C'est injuste que vous n'ayez pas eu le prix Nobel. Vous étiez triste ?

Tu as un grand sens de la justice, et ça me réchauffe le cœur. En 1957, mes amis Lee et Yang ont reçu le Nobel pour l'idée. Moi, qui en avais fourni la preuve avec mes mains et mes machines, je n'ai rien eu. Oui, ça m'a fait mal. Imagine que tu cours toute la course et qu'on remet la médaille à un autre. Mais je n'ai pas pleuré dans mon coin. J'ai continué à travailler, encore mieux. Plus tard, en 1978, on m'a donné le grand prix Wolf. Une reconnaissance, enfin. La meilleure réponse à l'injustice, c'est de continuer son œuvre.

La meilleure réponse à l'injustice, c'est de continuer.

Vous avez dit quoi aux autres savants quand vous êtes devenue présidente ?
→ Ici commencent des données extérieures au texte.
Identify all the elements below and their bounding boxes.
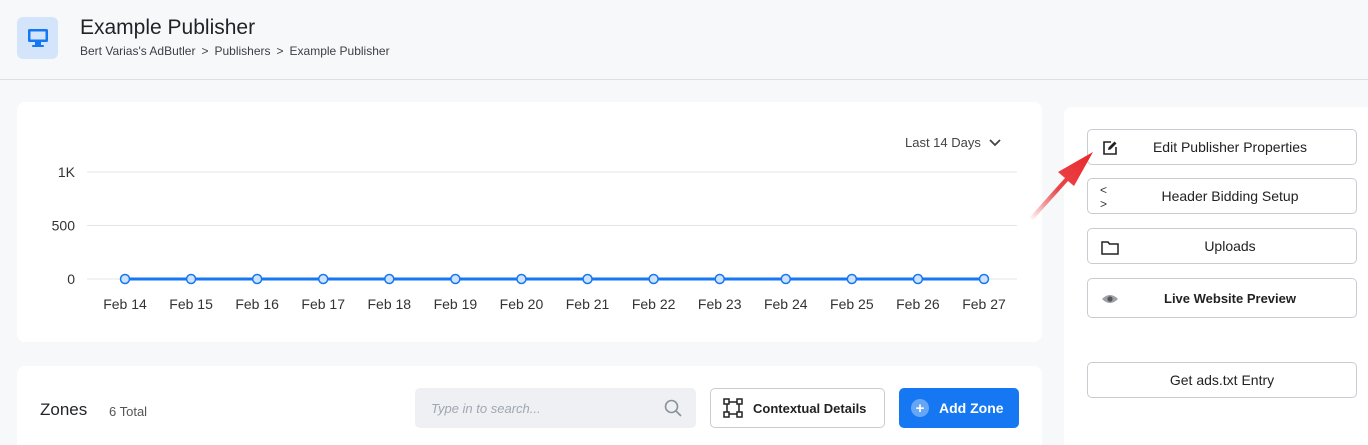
data-point: [978, 273, 990, 285]
x-tick-label: Feb 26: [896, 296, 940, 312]
x-tick-label: Feb 14: [103, 296, 147, 312]
x-tick-label: Feb 15: [169, 296, 213, 312]
y-tick-label: 500: [52, 218, 76, 234]
x-tick-label: Feb 27: [962, 296, 1006, 312]
frame-icon: [723, 398, 743, 418]
page-header: Example Publisher Bert Varias's AdButler…: [0, 0, 1368, 80]
breadcrumb-publishers[interactable]: Publishers: [214, 44, 270, 58]
data-point: [317, 273, 329, 285]
add-zone-label: Add Zone: [939, 400, 1004, 416]
zones-count: 6 Total: [109, 404, 148, 419]
monitor-icon: [17, 17, 58, 59]
x-tick-label: Feb 24: [764, 296, 808, 312]
code-icon: < >: [1100, 183, 1109, 211]
contextual-details-button[interactable]: Contextual Details: [710, 388, 885, 428]
add-zone-button[interactable]: + Add Zone: [899, 388, 1019, 428]
x-tick-label: Feb 25: [830, 296, 874, 312]
data-point: [780, 273, 792, 285]
breadcrumb-separator: >: [201, 44, 209, 58]
folder-icon: [1100, 238, 1120, 256]
publisher-actions-panel: Edit Publisher Properties < > Header Bid…: [1064, 107, 1368, 445]
ads-txt-label: Get ads.txt Entry: [1169, 372, 1275, 388]
data-point: [912, 273, 924, 285]
y-tick-label: 0: [67, 271, 75, 287]
y-tick-label: 1K: [58, 164, 76, 180]
edit-publisher-label: Edit Publisher Properties: [1152, 139, 1308, 155]
plus-icon: +: [911, 399, 929, 417]
live-preview-label: Live Website Preview: [1164, 290, 1296, 306]
uploads-button[interactable]: Uploads: [1087, 228, 1357, 264]
data-point: [450, 273, 461, 285]
breadcrumb-current: Example Publisher: [289, 44, 390, 58]
zone-search-input[interactable]: [415, 388, 655, 428]
data-point: [714, 273, 725, 285]
data-point: [119, 273, 131, 285]
header-bidding-label: Header Bidding Setup: [1161, 188, 1299, 204]
annotation-arrow-icon: [1029, 152, 1093, 220]
page-title: Example Publisher: [80, 16, 256, 39]
zones-title: Zones: [40, 400, 88, 419]
live-preview-button[interactable]: Live Website Preview: [1087, 278, 1357, 318]
header-bidding-button[interactable]: < > Header Bidding Setup: [1087, 178, 1357, 214]
stats-chart-card: Last 14 Days 0 500 1K Feb 14 Feb 15 Feb 16 Feb…: [17, 102, 1042, 342]
uploads-label: Uploads: [1204, 238, 1256, 254]
data-point: [846, 273, 858, 285]
zones-card: Zones 6 Total Contextual Details + Add Z…: [17, 366, 1042, 445]
line-chart: 0 500 1K Feb 14 Feb 15 Feb 16 Feb 17 Feb 18 Feb …: [52, 164, 1017, 312]
edit-icon: [1100, 139, 1120, 157]
ads-txt-button[interactable]: Get ads.txt Entry: [1087, 362, 1357, 398]
x-tick-label: Feb 22: [632, 296, 676, 312]
x-tick-label: Feb 19: [434, 296, 478, 312]
x-tick-label: Feb 18: [368, 296, 412, 312]
x-tick-label: Feb 23: [698, 296, 742, 312]
data-point: [251, 273, 263, 285]
breadcrumb: Bert Varias's AdButler > Publishers > Ex…: [80, 44, 390, 58]
data-point: [384, 273, 395, 285]
edit-publisher-button[interactable]: Edit Publisher Properties: [1087, 129, 1357, 165]
breadcrumb-separator: >: [276, 44, 284, 58]
data-point: [516, 273, 527, 285]
search-icon[interactable]: [664, 399, 682, 417]
contextual-details-label: Contextual Details: [753, 400, 867, 416]
data-point: [185, 273, 197, 285]
x-tick-label: Feb 17: [301, 296, 345, 312]
eye-icon: [1100, 290, 1120, 308]
x-tick-label: Feb 20: [500, 296, 544, 312]
x-tick-label: Feb 21: [566, 296, 610, 312]
breadcrumb-account[interactable]: Bert Varias's AdButler: [80, 44, 195, 58]
data-point: [582, 273, 593, 285]
zone-search: [415, 388, 696, 428]
data-point: [648, 273, 659, 285]
x-tick-label: Feb 16: [235, 296, 279, 312]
Ah, 1975 ! Je suis devenue la première femme à diriger la grande société des physiciens américains. Le jour de mon discours, j'ai regardé cette salle pleine d'hommes et j'ai osé leur parler franchement. Je leur ai dit que si si peu de filles faisaient de la science, ce n'était pas une question d'intelligence. Les filles sont aussi douées, crois-moi ! Le problème, ce sont les obstacles que la société dresse, parfois sans même y penser. Imagine une porte qu'on laisse à peine entrouverte : beaucoup renoncent à pousser. Mon rêve, c'était qu'on l'ouvre en grand. Pour toi peut-être, un jour.

Ce ne sont pas les filles le problème, mais les portes qu'on entrouvre à peine.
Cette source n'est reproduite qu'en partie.